If you did not disable the built-in Google or Microsoft protection, every single one of your inbound emails would fail authentication and be sent to the junk folder. 



 

This is the fundamental and inherent flaw in the gateway architecture.

What’s the harm of disabling native protection? 

Industry best practices promote defense-in-depth, layered security with the assumption that at some point, a single layer will fail. By implementing several independent layers, the likelihood of an attack coming through drops dramatically. 

This is even more important when attackers know your first line of defense. For external gateways, it is a matter of a simple DNS MX lookup. 

 

Your choice of email gateway is not a secret.

 

One of the ironies of deploying an external gateway is that it may result in less security than having no external gateway at all. In a recent report, we demonstrated an attack that Microsoft knew to block as a malicious email but because the Secure Email Gateway was added to its Trusted Sender list, the attack got through. 

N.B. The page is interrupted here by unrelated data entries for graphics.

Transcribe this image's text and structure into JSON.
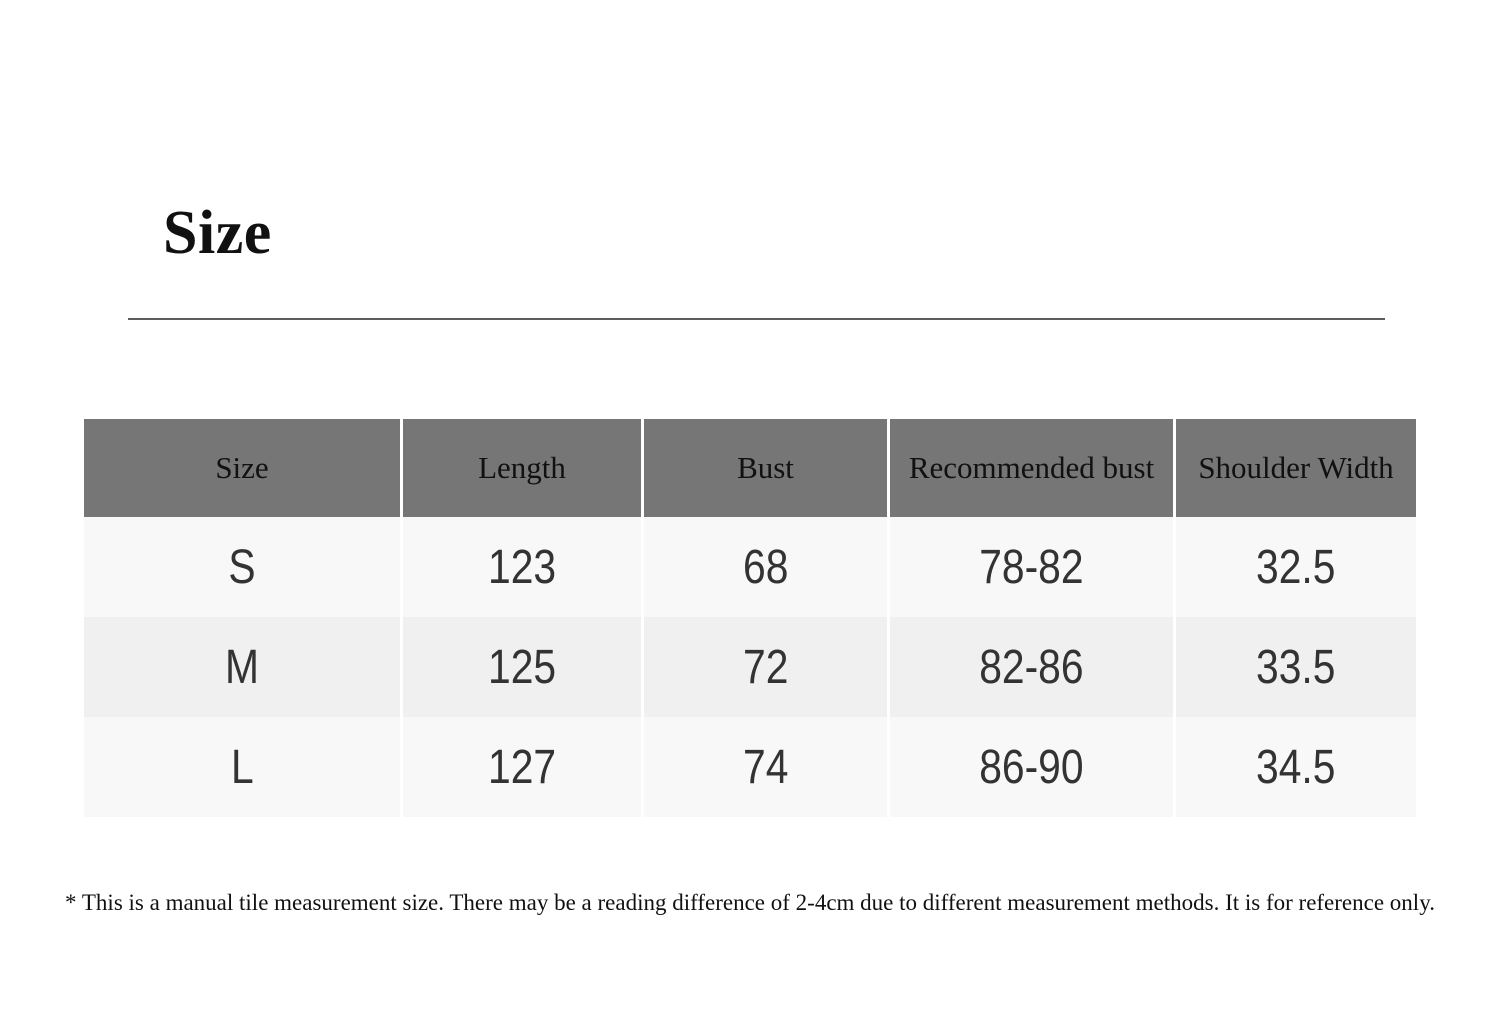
{
  "page": {
    "title": "Size",
    "footnote": "* This is a manual tile measurement size. There may be a reading difference of 2-4cm due to different measurement methods. It is for reference only."
  },
  "chart_data": {
    "type": "table",
    "title": "Size",
    "columns": [
      "Size",
      "Length",
      "Bust",
      "Recommended bust",
      "Shoulder Width"
    ],
    "rows": [
      [
        "S",
        "123",
        "68",
        "78-82",
        "32.5"
      ],
      [
        "M",
        "125",
        "72",
        "82-86",
        "33.5"
      ],
      [
        "L",
        "127",
        "74",
        "86-90",
        "34.5"
      ]
    ]
  },
  "colors": {
    "header_bg": "#767676",
    "row_light": "#f8f8f8",
    "row_alt": "#f0f0f0",
    "body_text": "#333333",
    "heading_text": "#111111",
    "divider": "#5e5e5e"
  }
}
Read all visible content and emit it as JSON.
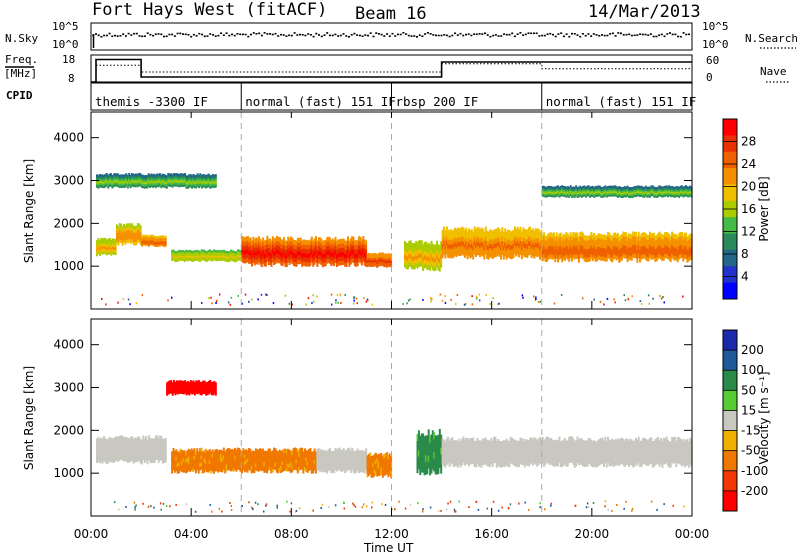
{
  "header": {
    "radar": "Fort Hays West (fitACF)",
    "beam": "Beam 16",
    "date": "14/Mar/2013"
  },
  "noise_panel": {
    "left_label": "N.Sky",
    "left_ticks": [
      "10^5",
      "10^0"
    ],
    "right_label": "N.Search",
    "right_ticks": [
      "10^5",
      "10^0"
    ]
  },
  "freq_panel": {
    "left_label_top": "Freq.",
    "left_label_bottom": "[MHz]",
    "left_ticks": [
      "18",
      "8"
    ],
    "right_label": "Nave",
    "right_ticks": [
      "60",
      "0"
    ],
    "freq_steps": [
      {
        "from": 0.0,
        "to": 0.2,
        "value": 8
      },
      {
        "from": 0.2,
        "to": 2.0,
        "value": 17
      },
      {
        "from": 2.0,
        "to": 14.0,
        "value": 10
      },
      {
        "from": 14.0,
        "to": 24.0,
        "value": 16
      }
    ],
    "nave_steps": [
      {
        "from": 0.2,
        "to": 2.0,
        "value": 40
      },
      {
        "from": 2.0,
        "to": 14.0,
        "value": 24
      },
      {
        "from": 14.0,
        "to": 18.0,
        "value": 44
      },
      {
        "from": 18.0,
        "to": 24.0,
        "value": 32
      }
    ]
  },
  "cpid": {
    "label": "CPID",
    "segments": [
      {
        "start": 0,
        "end": 6,
        "text": "themis -3300 IF"
      },
      {
        "start": 6,
        "end": 12,
        "text": "normal (fast) 151 IF"
      },
      {
        "start": 12,
        "end": 18,
        "text": "rbsp 200 IF"
      },
      {
        "start": 18,
        "end": 24,
        "text": "normal (fast) 151 IF"
      }
    ]
  },
  "power_panel": {
    "ylabel": "Slant Range [km]",
    "yticks": [
      "4000",
      "3000",
      "2000",
      "1000"
    ],
    "colorbar_label": "Power [dB]",
    "colorbar_ticks": [
      "28",
      "24",
      "20",
      "16",
      "12",
      "8",
      "4"
    ],
    "colors": [
      "#0000ff",
      "#2233cc",
      "#226688",
      "#2a8a5a",
      "#44bb44",
      "#aacc00",
      "#f0c000",
      "#f59000",
      "#f06000",
      "#e83000",
      "#ff0000"
    ]
  },
  "velocity_panel": {
    "ylabel": "Slant Range [km]",
    "yticks": [
      "4000",
      "3000",
      "2000",
      "1000"
    ],
    "colorbar_label": "Velocity [m s⁻¹]",
    "colorbar_ticks": [
      "200",
      "100",
      "50",
      "15",
      "-15",
      "-50",
      "-100",
      "-200"
    ],
    "colors": [
      "#1a2aaa",
      "#1f5a9a",
      "#2a8a4a",
      "#55cc33",
      "#c8c8c0",
      "#f0b000",
      "#f07800",
      "#f03800",
      "#ff0000"
    ]
  },
  "x_axis": {
    "ticks": [
      "00:00",
      "04:00",
      "08:00",
      "12:00",
      "16:00",
      "20:00",
      "00:00"
    ],
    "label": "Time UT"
  },
  "chart_data": [
    {
      "type": "heatmap",
      "title": "Power",
      "xlabel": "Time UT",
      "ylabel": "Slant Range [km]",
      "xlim": [
        0,
        24
      ],
      "ylim": [
        0,
        4600
      ],
      "clim": [
        0,
        30
      ],
      "colorbar": "Power [dB]",
      "regions": [
        {
          "t0": 0.2,
          "t1": 1.0,
          "r_center": 1450,
          "r_halfwidth": 180,
          "power": 14
        },
        {
          "t0": 1.0,
          "t1": 2.0,
          "r_center": 1750,
          "r_halfwidth": 220,
          "power": 16
        },
        {
          "t0": 2.0,
          "t1": 3.0,
          "r_center": 1600,
          "r_halfwidth": 120,
          "power": 18
        },
        {
          "t0": 3.2,
          "t1": 6.0,
          "r_center": 1250,
          "r_halfwidth": 120,
          "power": 12
        },
        {
          "t0": 6.0,
          "t1": 11.0,
          "r_center": 1350,
          "r_halfwidth": 300,
          "power": 22
        },
        {
          "t0": 11.0,
          "t1": 12.0,
          "r_center": 1150,
          "r_halfwidth": 150,
          "power": 20
        },
        {
          "t0": 12.5,
          "t1": 14.0,
          "r_center": 1250,
          "r_halfwidth": 300,
          "power": 14
        },
        {
          "t0": 14.0,
          "t1": 18.0,
          "r_center": 1550,
          "r_halfwidth": 320,
          "power": 17
        },
        {
          "t0": 18.0,
          "t1": 24.0,
          "r_center": 1450,
          "r_halfwidth": 300,
          "power": 18
        },
        {
          "t0": 0.2,
          "t1": 5.0,
          "r_center": 3000,
          "r_halfwidth": 150,
          "power": 8
        },
        {
          "t0": 18.0,
          "t1": 24.0,
          "r_center": 2750,
          "r_halfwidth": 120,
          "power": 8
        }
      ]
    },
    {
      "type": "heatmap",
      "title": "Velocity",
      "xlabel": "Time UT",
      "ylabel": "Slant Range [km]",
      "xlim": [
        0,
        24
      ],
      "ylim": [
        0,
        4600
      ],
      "clim": [
        -200,
        200
      ],
      "colorbar": "Velocity [m s⁻¹]",
      "regions": [
        {
          "t0": 0.2,
          "t1": 3.0,
          "r_center": 1550,
          "r_halfwidth": 280,
          "velocity": 0
        },
        {
          "t0": 3.2,
          "t1": 9.0,
          "r_center": 1300,
          "r_halfwidth": 250,
          "velocity": -40
        },
        {
          "t0": 9.0,
          "t1": 11.0,
          "r_center": 1300,
          "r_halfwidth": 250,
          "velocity": 0
        },
        {
          "t0": 11.0,
          "t1": 12.0,
          "r_center": 1200,
          "r_halfwidth": 250,
          "velocity": -40
        },
        {
          "t0": 13.0,
          "t1": 14.0,
          "r_center": 1500,
          "r_halfwidth": 450,
          "velocity": 40
        },
        {
          "t0": 14.0,
          "t1": 24.0,
          "r_center": 1500,
          "r_halfwidth": 300,
          "velocity": 0
        },
        {
          "t0": 3.0,
          "t1": 5.0,
          "r_center": 3000,
          "r_halfwidth": 150,
          "velocity": -180
        }
      ]
    }
  ]
}
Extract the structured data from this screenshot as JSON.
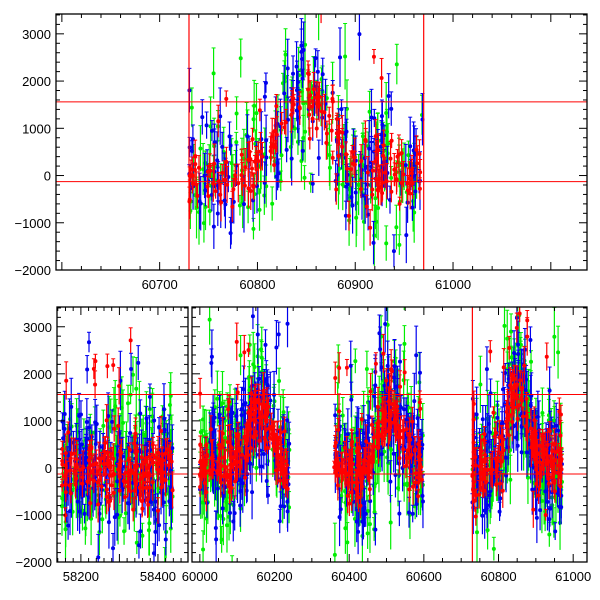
{
  "chart_data": [
    {
      "type": "scatter",
      "panel": "top",
      "title": "",
      "xlabel": "",
      "ylabel": "",
      "xlim": [
        60594,
        61137
      ],
      "ylim": [
        -2000,
        3420
      ],
      "xticks": [
        60700,
        60800,
        60900,
        61000
      ],
      "xtick_labels": [
        "60700",
        "60800",
        "60900",
        "61000"
      ],
      "yticks": [
        -2000,
        -1000,
        0,
        1000,
        2000,
        3000
      ],
      "ytick_labels": [
        "−2000",
        "−1000",
        "0",
        "1000",
        "2000",
        "3000"
      ],
      "hlines": [
        1560,
        -130
      ],
      "vlines": [
        60730,
        60970
      ],
      "segments": [
        [
          60730,
          60970
        ]
      ]
    },
    {
      "type": "scatter",
      "panel": "bottom-left",
      "xlim": [
        58138,
        58478
      ],
      "ylim": [
        -2000,
        3420
      ],
      "xticks": [
        58200,
        58400
      ],
      "xtick_labels": [
        "58200",
        "58400"
      ],
      "yticks": [
        -2000,
        -1000,
        0,
        1000,
        2000,
        3000
      ],
      "ytick_labels": [
        "−2000",
        "−1000",
        "0",
        "1000",
        "2000",
        "3000"
      ],
      "hlines": [
        1560,
        -130
      ],
      "vlines": [],
      "segments": [
        [
          58150,
          58440
        ]
      ]
    },
    {
      "type": "scatter",
      "panel": "bottom-right",
      "xlim": [
        59979,
        61037
      ],
      "ylim": [
        -2000,
        3420
      ],
      "xticks": [
        60000,
        60200,
        60400,
        60600,
        60800,
        61000
      ],
      "xtick_labels": [
        "60000",
        "60200",
        "60400",
        "60600",
        "60800",
        "61000"
      ],
      "yticks": [
        -2000,
        -1000,
        0,
        1000,
        2000,
        3000
      ],
      "ytick_labels": [],
      "hlines": [
        1560,
        -130
      ],
      "vlines": [
        60730
      ],
      "segments": [
        [
          60000,
          60240
        ],
        [
          60360,
          60600
        ],
        [
          60730,
          60970
        ]
      ]
    }
  ],
  "series": [
    {
      "name": "green",
      "color": "#00ee00",
      "scatter": 1300,
      "err": 500
    },
    {
      "name": "blue",
      "color": "#0000ee",
      "scatter": 1100,
      "err": 450
    },
    {
      "name": "red",
      "color": "#ff0000",
      "scatter": 550,
      "err": 300
    }
  ],
  "points_per_segment": 170,
  "line_color": "#ff0000"
}
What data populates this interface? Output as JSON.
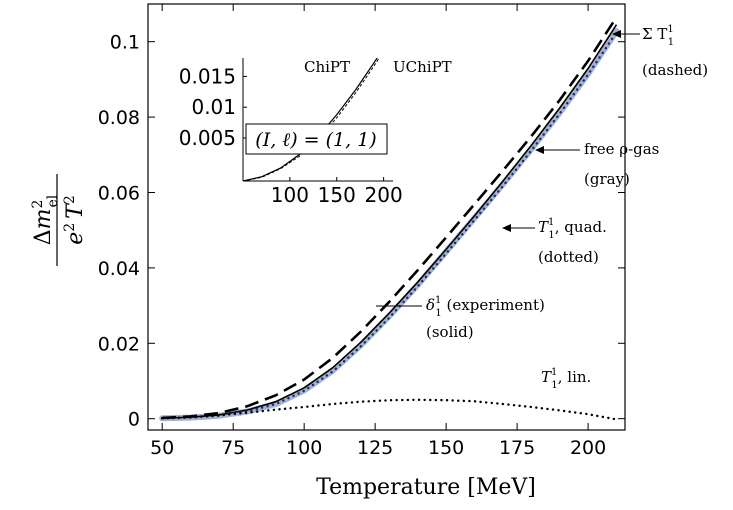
{
  "chart_data": [
    {
      "type": "line",
      "xlabel": "Temperature [MeV]",
      "ylabel": "Δm²_el / e² T²",
      "xlim": [
        45,
        213
      ],
      "ylim": [
        -0.003,
        0.11
      ],
      "x_ticks": [
        50,
        75,
        100,
        125,
        150,
        175,
        200
      ],
      "y_ticks": [
        0,
        0.02,
        0.04,
        0.06,
        0.08,
        0.1
      ],
      "x_tick_labels": [
        "50",
        "75",
        "100",
        "125",
        "150",
        "175",
        "200"
      ],
      "y_tick_labels": [
        "0",
        "0.02",
        "0.04",
        "0.06",
        "0.08",
        "0.1"
      ],
      "grid": false,
      "x": [
        50,
        60,
        70,
        80,
        90,
        100,
        110,
        120,
        130,
        140,
        150,
        160,
        170,
        180,
        190,
        200,
        210
      ],
      "series": [
        {
          "id": "free-rho-gas",
          "style": "gray",
          "color": "#a3b2cf",
          "values": [
            0.0001,
            0.0003,
            0.0008,
            0.0019,
            0.0039,
            0.0075,
            0.0127,
            0.0195,
            0.0272,
            0.0355,
            0.0443,
            0.0532,
            0.0622,
            0.0715,
            0.0812,
            0.0915,
            0.1028
          ]
        },
        {
          "id": "delta-experiment",
          "style": "solid",
          "color": "#000000",
          "values": [
            0.0001,
            0.0004,
            0.001,
            0.0023,
            0.0045,
            0.0082,
            0.0135,
            0.0203,
            0.028,
            0.0362,
            0.0449,
            0.0538,
            0.063,
            0.0725,
            0.0824,
            0.0929,
            0.1045
          ]
        },
        {
          "id": "sum-T",
          "style": "dashed",
          "color": "#000000",
          "values": [
            0.0002,
            0.0006,
            0.0015,
            0.0033,
            0.0062,
            0.0104,
            0.0161,
            0.0231,
            0.031,
            0.0394,
            0.0481,
            0.0569,
            0.0658,
            0.0749,
            0.0845,
            0.0949,
            0.1065
          ]
        },
        {
          "id": "T-quad",
          "style": "dotted",
          "color": "#1a2a70",
          "values": [
            0.0001,
            0.0003,
            0.0008,
            0.0019,
            0.0039,
            0.0074,
            0.0125,
            0.0192,
            0.0268,
            0.0351,
            0.0438,
            0.0527,
            0.0617,
            0.0711,
            0.0809,
            0.0913,
            0.1025
          ]
        },
        {
          "id": "T-lin",
          "style": "dotted",
          "color": "#000000",
          "values": [
            0.0001,
            0.0004,
            0.0009,
            0.0016,
            0.0024,
            0.0031,
            0.0039,
            0.0045,
            0.0049,
            0.005,
            0.0049,
            0.0046,
            0.0039,
            0.0031,
            0.0022,
            0.0012,
            -0.0002
          ]
        }
      ],
      "annotations": [
        {
          "id": "sum-T",
          "main": "Σ T",
          "sub": "1",
          "sup": "1",
          "line2": "(dashed)"
        },
        {
          "id": "free-rho",
          "main": "free ρ-gas",
          "line2": "(gray)"
        },
        {
          "id": "T-quad",
          "main": "T",
          "sub": "1",
          "sup": "1",
          "tail": ", quad.",
          "line2": "(dotted)"
        },
        {
          "id": "delta",
          "main": "δ",
          "sub": "1",
          "sup": "1",
          "tail": " (experiment)",
          "line2": "(solid)"
        },
        {
          "id": "T-lin",
          "main": "T",
          "sub": "1",
          "sup": "1",
          "tail": ", lin."
        }
      ]
    },
    {
      "type": "line",
      "inset": true,
      "xlim": [
        50,
        210
      ],
      "ylim": [
        -0.002,
        0.018
      ],
      "x_ticks": [
        100,
        150,
        200
      ],
      "y_ticks": [
        0.005,
        0.01,
        0.015
      ],
      "x_tick_labels": [
        "100",
        "150",
        "200"
      ],
      "y_tick_labels": [
        "0.005",
        "0.01",
        "0.015"
      ],
      "box_label": "(I, ℓ) = (1, 1)",
      "x": [
        50,
        70,
        90,
        110,
        130,
        150,
        170,
        190,
        210
      ],
      "series": [
        {
          "name": "ChiPT",
          "style": "solid",
          "color": "#000000",
          "values": [
            -0.002,
            -0.0013,
            0.0001,
            0.0023,
            0.0052,
            0.0088,
            0.0128,
            0.0173,
            0.022
          ]
        },
        {
          "name": "UChiPT",
          "style": "dashed",
          "color": "#000000",
          "values": [
            -0.002,
            -0.0014,
            0.0,
            0.002,
            0.0048,
            0.0083,
            0.0123,
            0.0168,
            0.0214
          ]
        }
      ]
    }
  ]
}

Here is the header from an email that would have been caught by Microsoft had it not been disabled.

 

 

What will your vendor tell you? 

This problem is inherent to the gateway architecture.

Many of these gateways are starting to offer email security via API, which is what Avanan does. Avanan pioneered this a number of years ago, and was routinely dismissed by the gateway players. Now, these gateways have realized the advantages of deploying via API. However, as Gartner has noted, there is nothing inherently different about these offerings than what is on the market, because they are still unable to get around Avanan's patent, which allows it to automatically deploy inline, before the inbox. 

The gateways may tell you that one layer of security is enough, but this does not consider:

  • The fundamental tenet of Defense-in-Depth security is multiple layers of protection.
  • While Microsoft and Google have their own vulnerabilities, it is better to augment them than disable them altogether.
  • You have already paid for Microsoft and Google’s filters.

It's no wonder, then, that the gateways are trying to figure out new ways of securing email.